As a kind of secretary, tech staffer, auditor or at least investor, and firearms instructor, I welcome the NYT to the self-shooting range.
It occurs to me I have no idea what anyone at the New York Times thinks about Harriet Miers. I guess I'm rather uninformed!
is it possible that the times cares more about $$ than how many times its columnists' columns get emailed?
and is it possible that it would only take a relatively small amount of people to pay for the times select feature to equal the revenues pulled in from the banner advertising attached to free content?
the times is profit going concern, not a library
"TimesSelect: a disaster?"
Duh! (just thought I'd reference a previous comment thread)

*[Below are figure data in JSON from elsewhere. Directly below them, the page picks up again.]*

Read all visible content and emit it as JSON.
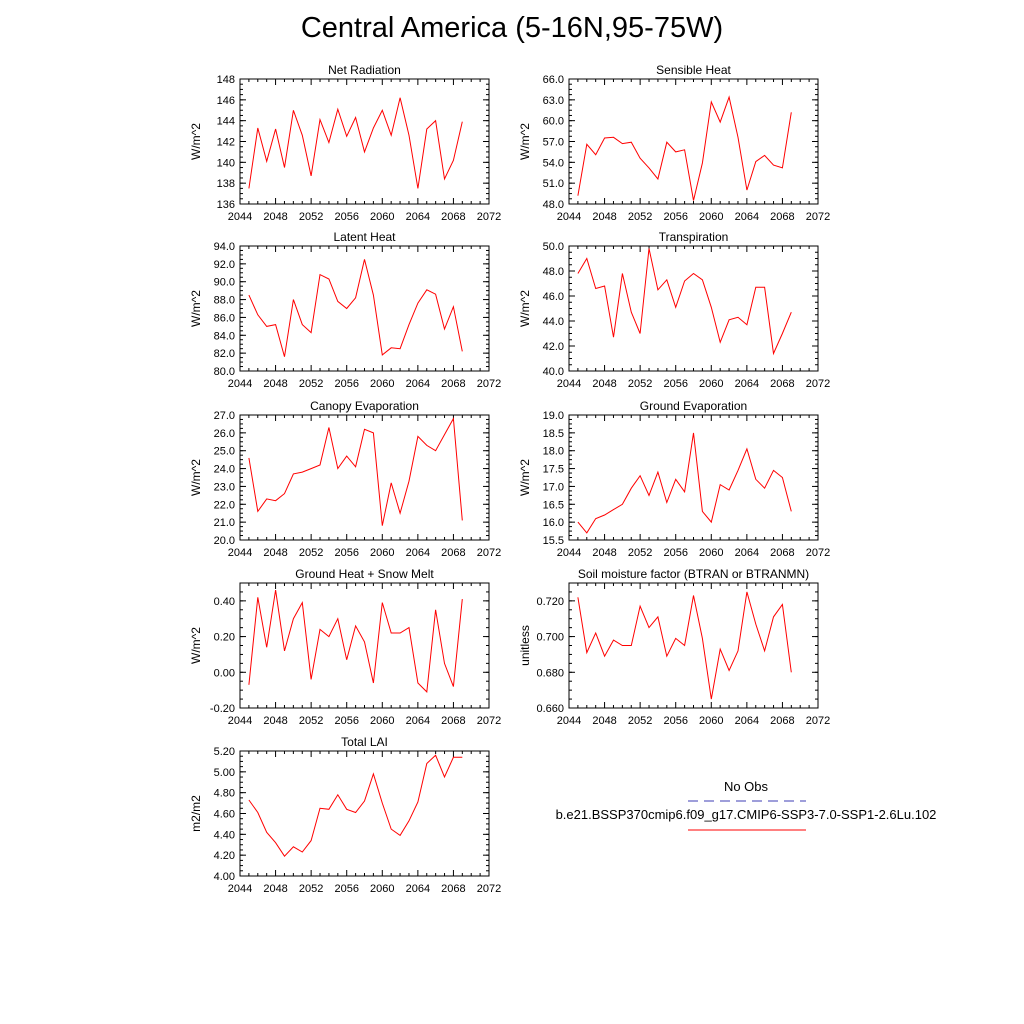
{
  "figure_title": "Central America (5-16N,95-75W)",
  "colors": {
    "model_line": "#ff0000",
    "obs_line": "#3c3cb4",
    "axis": "#000000"
  },
  "legend": {
    "obs_label": "No Obs",
    "model_label": "b.e21.BSSP370cmip6.f09_g17.CMIP6-SSP3-7.0-SSP1-2.6Lu.102"
  },
  "chart_data": [
    {
      "type": "line",
      "title": "Net Radiation",
      "ylabel": "W/m^2",
      "xlim": [
        2044,
        2072
      ],
      "xticks": [
        2044,
        2048,
        2052,
        2056,
        2060,
        2064,
        2068,
        2072
      ],
      "ylim": [
        136,
        148
      ],
      "yticks": [
        136,
        138,
        140,
        142,
        144,
        146,
        148
      ],
      "ytick_labels": [
        "136",
        "138",
        "140",
        "142",
        "144",
        "146",
        "148"
      ],
      "x": [
        2045,
        2046,
        2047,
        2048,
        2049,
        2050,
        2051,
        2052,
        2053,
        2054,
        2055,
        2056,
        2057,
        2058,
        2059,
        2060,
        2061,
        2062,
        2063,
        2064,
        2065,
        2066,
        2067,
        2068,
        2069
      ],
      "series": [
        {
          "values": [
            137.5,
            143.3,
            140.1,
            143.2,
            139.5,
            145.0,
            142.6,
            138.7,
            144.1,
            141.9,
            145.1,
            142.5,
            144.3,
            141.0,
            143.3,
            145.0,
            142.6,
            146.2,
            142.6,
            137.5,
            143.2,
            144.0,
            138.4,
            140.2,
            143.9
          ]
        }
      ]
    },
    {
      "type": "line",
      "title": "Sensible Heat",
      "ylabel": "W/m^2",
      "xlim": [
        2044,
        2072
      ],
      "xticks": [
        2044,
        2048,
        2052,
        2056,
        2060,
        2064,
        2068,
        2072
      ],
      "ylim": [
        48.0,
        66.0
      ],
      "yticks": [
        48,
        51,
        54,
        57,
        60,
        63,
        66
      ],
      "ytick_labels": [
        "48.0",
        "51.0",
        "54.0",
        "57.0",
        "60.0",
        "63.0",
        "66.0"
      ],
      "x": [
        2045,
        2046,
        2047,
        2048,
        2049,
        2050,
        2051,
        2052,
        2053,
        2054,
        2055,
        2056,
        2057,
        2058,
        2059,
        2060,
        2061,
        2062,
        2063,
        2064,
        2065,
        2066,
        2067,
        2068,
        2069
      ],
      "series": [
        {
          "values": [
            49.2,
            56.6,
            55.1,
            57.5,
            57.6,
            56.7,
            56.9,
            54.6,
            53.2,
            51.6,
            56.9,
            55.5,
            55.8,
            48.5,
            53.9,
            62.7,
            59.8,
            63.4,
            57.6,
            50.0,
            54.1,
            55.0,
            53.6,
            53.2,
            61.2
          ]
        }
      ]
    },
    {
      "type": "line",
      "title": "Latent Heat",
      "ylabel": "W/m^2",
      "xlim": [
        2044,
        2072
      ],
      "xticks": [
        2044,
        2048,
        2052,
        2056,
        2060,
        2064,
        2068,
        2072
      ],
      "ylim": [
        80.0,
        94.0
      ],
      "yticks": [
        80,
        82,
        84,
        86,
        88,
        90,
        92,
        94
      ],
      "ytick_labels": [
        "80.0",
        "82.0",
        "84.0",
        "86.0",
        "88.0",
        "90.0",
        "92.0",
        "94.0"
      ],
      "x": [
        2045,
        2046,
        2047,
        2048,
        2049,
        2050,
        2051,
        2052,
        2053,
        2054,
        2055,
        2056,
        2057,
        2058,
        2059,
        2060,
        2061,
        2062,
        2063,
        2064,
        2065,
        2066,
        2067,
        2068,
        2069
      ],
      "series": [
        {
          "values": [
            88.5,
            86.3,
            85.0,
            85.2,
            81.6,
            88.0,
            85.2,
            84.3,
            90.8,
            90.3,
            87.8,
            87.0,
            88.2,
            92.5,
            88.5,
            81.8,
            82.6,
            82.5,
            85.2,
            87.6,
            89.1,
            88.6,
            84.7,
            87.2,
            82.2
          ]
        }
      ]
    },
    {
      "type": "line",
      "title": "Transpiration",
      "ylabel": "W/m^2",
      "xlim": [
        2044,
        2072
      ],
      "xticks": [
        2044,
        2048,
        2052,
        2056,
        2060,
        2064,
        2068,
        2072
      ],
      "ylim": [
        40.0,
        50.0
      ],
      "yticks": [
        40,
        42,
        44,
        46,
        48,
        50
      ],
      "ytick_labels": [
        "40.0",
        "42.0",
        "44.0",
        "46.0",
        "48.0",
        "50.0"
      ],
      "x": [
        2045,
        2046,
        2047,
        2048,
        2049,
        2050,
        2051,
        2052,
        2053,
        2054,
        2055,
        2056,
        2057,
        2058,
        2059,
        2060,
        2061,
        2062,
        2063,
        2064,
        2065,
        2066,
        2067,
        2068,
        2069
      ],
      "series": [
        {
          "values": [
            47.8,
            49.0,
            46.6,
            46.8,
            42.7,
            47.8,
            44.7,
            43.0,
            49.8,
            46.5,
            47.3,
            45.1,
            47.2,
            47.8,
            47.3,
            45.1,
            42.3,
            44.1,
            44.3,
            43.7,
            46.7,
            46.7,
            41.4,
            43.0,
            44.7
          ]
        }
      ]
    },
    {
      "type": "line",
      "title": "Canopy Evaporation",
      "ylabel": "W/m^2",
      "xlim": [
        2044,
        2072
      ],
      "xticks": [
        2044,
        2048,
        2052,
        2056,
        2060,
        2064,
        2068,
        2072
      ],
      "ylim": [
        20.0,
        27.0
      ],
      "yticks": [
        20,
        21,
        22,
        23,
        24,
        25,
        26,
        27
      ],
      "ytick_labels": [
        "20.0",
        "21.0",
        "22.0",
        "23.0",
        "24.0",
        "25.0",
        "26.0",
        "27.0"
      ],
      "x": [
        2045,
        2046,
        2047,
        2048,
        2049,
        2050,
        2051,
        2052,
        2053,
        2054,
        2055,
        2056,
        2057,
        2058,
        2059,
        2060,
        2061,
        2062,
        2063,
        2064,
        2065,
        2066,
        2067,
        2068,
        2069
      ],
      "series": [
        {
          "values": [
            24.6,
            21.6,
            22.3,
            22.2,
            22.6,
            23.7,
            23.8,
            24.0,
            24.2,
            26.3,
            24.0,
            24.7,
            24.1,
            26.2,
            26.0,
            20.8,
            23.2,
            21.5,
            23.3,
            25.8,
            25.3,
            25.0,
            25.9,
            26.8,
            21.1
          ]
        }
      ]
    },
    {
      "type": "line",
      "title": "Ground Evaporation",
      "ylabel": "W/m^2",
      "xlim": [
        2044,
        2072
      ],
      "xticks": [
        2044,
        2048,
        2052,
        2056,
        2060,
        2064,
        2068,
        2072
      ],
      "ylim": [
        15.5,
        19.0
      ],
      "yticks": [
        15.5,
        16.0,
        16.5,
        17.0,
        17.5,
        18.0,
        18.5,
        19.0
      ],
      "ytick_labels": [
        "15.5",
        "16.0",
        "16.5",
        "17.0",
        "17.5",
        "18.0",
        "18.5",
        "19.0"
      ],
      "x": [
        2045,
        2046,
        2047,
        2048,
        2049,
        2050,
        2051,
        2052,
        2053,
        2054,
        2055,
        2056,
        2057,
        2058,
        2059,
        2060,
        2061,
        2062,
        2063,
        2064,
        2065,
        2066,
        2067,
        2068,
        2069
      ],
      "series": [
        {
          "values": [
            16.0,
            15.7,
            16.1,
            16.2,
            16.35,
            16.5,
            16.95,
            17.3,
            16.75,
            17.4,
            16.55,
            17.2,
            16.85,
            18.5,
            16.3,
            16.0,
            17.05,
            16.9,
            17.45,
            18.05,
            17.2,
            16.95,
            17.45,
            17.25,
            16.3
          ]
        }
      ]
    },
    {
      "type": "line",
      "title": "Ground Heat + Snow Melt",
      "ylabel": "W/m^2",
      "xlim": [
        2044,
        2072
      ],
      "xticks": [
        2044,
        2048,
        2052,
        2056,
        2060,
        2064,
        2068,
        2072
      ],
      "ylim": [
        -0.2,
        0.5
      ],
      "yticks": [
        -0.2,
        0.0,
        0.2,
        0.4
      ],
      "ytick_labels": [
        "-0.20",
        "0.00",
        "0.20",
        "0.40"
      ],
      "x": [
        2045,
        2046,
        2047,
        2048,
        2049,
        2050,
        2051,
        2052,
        2053,
        2054,
        2055,
        2056,
        2057,
        2058,
        2059,
        2060,
        2061,
        2062,
        2063,
        2064,
        2065,
        2066,
        2067,
        2068,
        2069
      ],
      "series": [
        {
          "values": [
            -0.07,
            0.42,
            0.14,
            0.46,
            0.12,
            0.3,
            0.39,
            -0.04,
            0.24,
            0.2,
            0.3,
            0.07,
            0.26,
            0.17,
            -0.06,
            0.39,
            0.22,
            0.22,
            0.25,
            -0.06,
            -0.11,
            0.35,
            0.05,
            -0.08,
            0.41
          ]
        }
      ]
    },
    {
      "type": "line",
      "title": "Soil moisture factor (BTRAN or BTRANMN)",
      "ylabel": "unitless",
      "xlim": [
        2044,
        2072
      ],
      "xticks": [
        2044,
        2048,
        2052,
        2056,
        2060,
        2064,
        2068,
        2072
      ],
      "ylim": [
        0.66,
        0.73
      ],
      "yticks": [
        0.66,
        0.68,
        0.7,
        0.72
      ],
      "ytick_labels": [
        "0.660",
        "0.680",
        "0.700",
        "0.720"
      ],
      "x": [
        2045,
        2046,
        2047,
        2048,
        2049,
        2050,
        2051,
        2052,
        2053,
        2054,
        2055,
        2056,
        2057,
        2058,
        2059,
        2060,
        2061,
        2062,
        2063,
        2064,
        2065,
        2066,
        2067,
        2068,
        2069
      ],
      "series": [
        {
          "values": [
            0.722,
            0.691,
            0.702,
            0.689,
            0.698,
            0.695,
            0.695,
            0.717,
            0.705,
            0.711,
            0.689,
            0.699,
            0.695,
            0.723,
            0.699,
            0.665,
            0.693,
            0.681,
            0.692,
            0.725,
            0.707,
            0.692,
            0.711,
            0.718,
            0.68
          ]
        }
      ]
    },
    {
      "type": "line",
      "title": "Total LAI",
      "ylabel": "m2/m2",
      "xlim": [
        2044,
        2072
      ],
      "xticks": [
        2044,
        2048,
        2052,
        2056,
        2060,
        2064,
        2068,
        2072
      ],
      "ylim": [
        4.0,
        5.2
      ],
      "yticks": [
        4.0,
        4.2,
        4.4,
        4.6,
        4.8,
        5.0,
        5.2
      ],
      "ytick_labels": [
        "4.00",
        "4.20",
        "4.40",
        "4.60",
        "4.80",
        "5.00",
        "5.20"
      ],
      "x": [
        2045,
        2046,
        2047,
        2048,
        2049,
        2050,
        2051,
        2052,
        2053,
        2054,
        2055,
        2056,
        2057,
        2058,
        2059,
        2060,
        2061,
        2062,
        2063,
        2064,
        2065,
        2066,
        2067,
        2068,
        2069
      ],
      "series": [
        {
          "values": [
            4.73,
            4.61,
            4.42,
            4.32,
            4.19,
            4.28,
            4.23,
            4.34,
            4.65,
            4.64,
            4.78,
            4.64,
            4.61,
            4.72,
            4.98,
            4.7,
            4.45,
            4.39,
            4.53,
            4.71,
            5.08,
            5.16,
            4.95,
            5.14,
            5.14
          ]
        }
      ]
    }
  ]
}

This move by the NYT is bad from a business sense given that the influence the NYT exerts beyond the five boroughs is in large part responsible for any attraction any advertisers may have for the print and the web versions.
TimesSelect as long as it continues will decrease their influence and therefore also reduce their attractiveness for advertisers, but I say keep it up, and raise it to $20 a month, cause the less people pay attention to Krugman, Dowd, Friedman et al the better.
However, the Times is still ahead of the rest when it comes to reporting. For example, they were, as far as I know, the only newspaper to name Harriet Miers as the leading contender for a Supreme Court pick several days before it was finalized.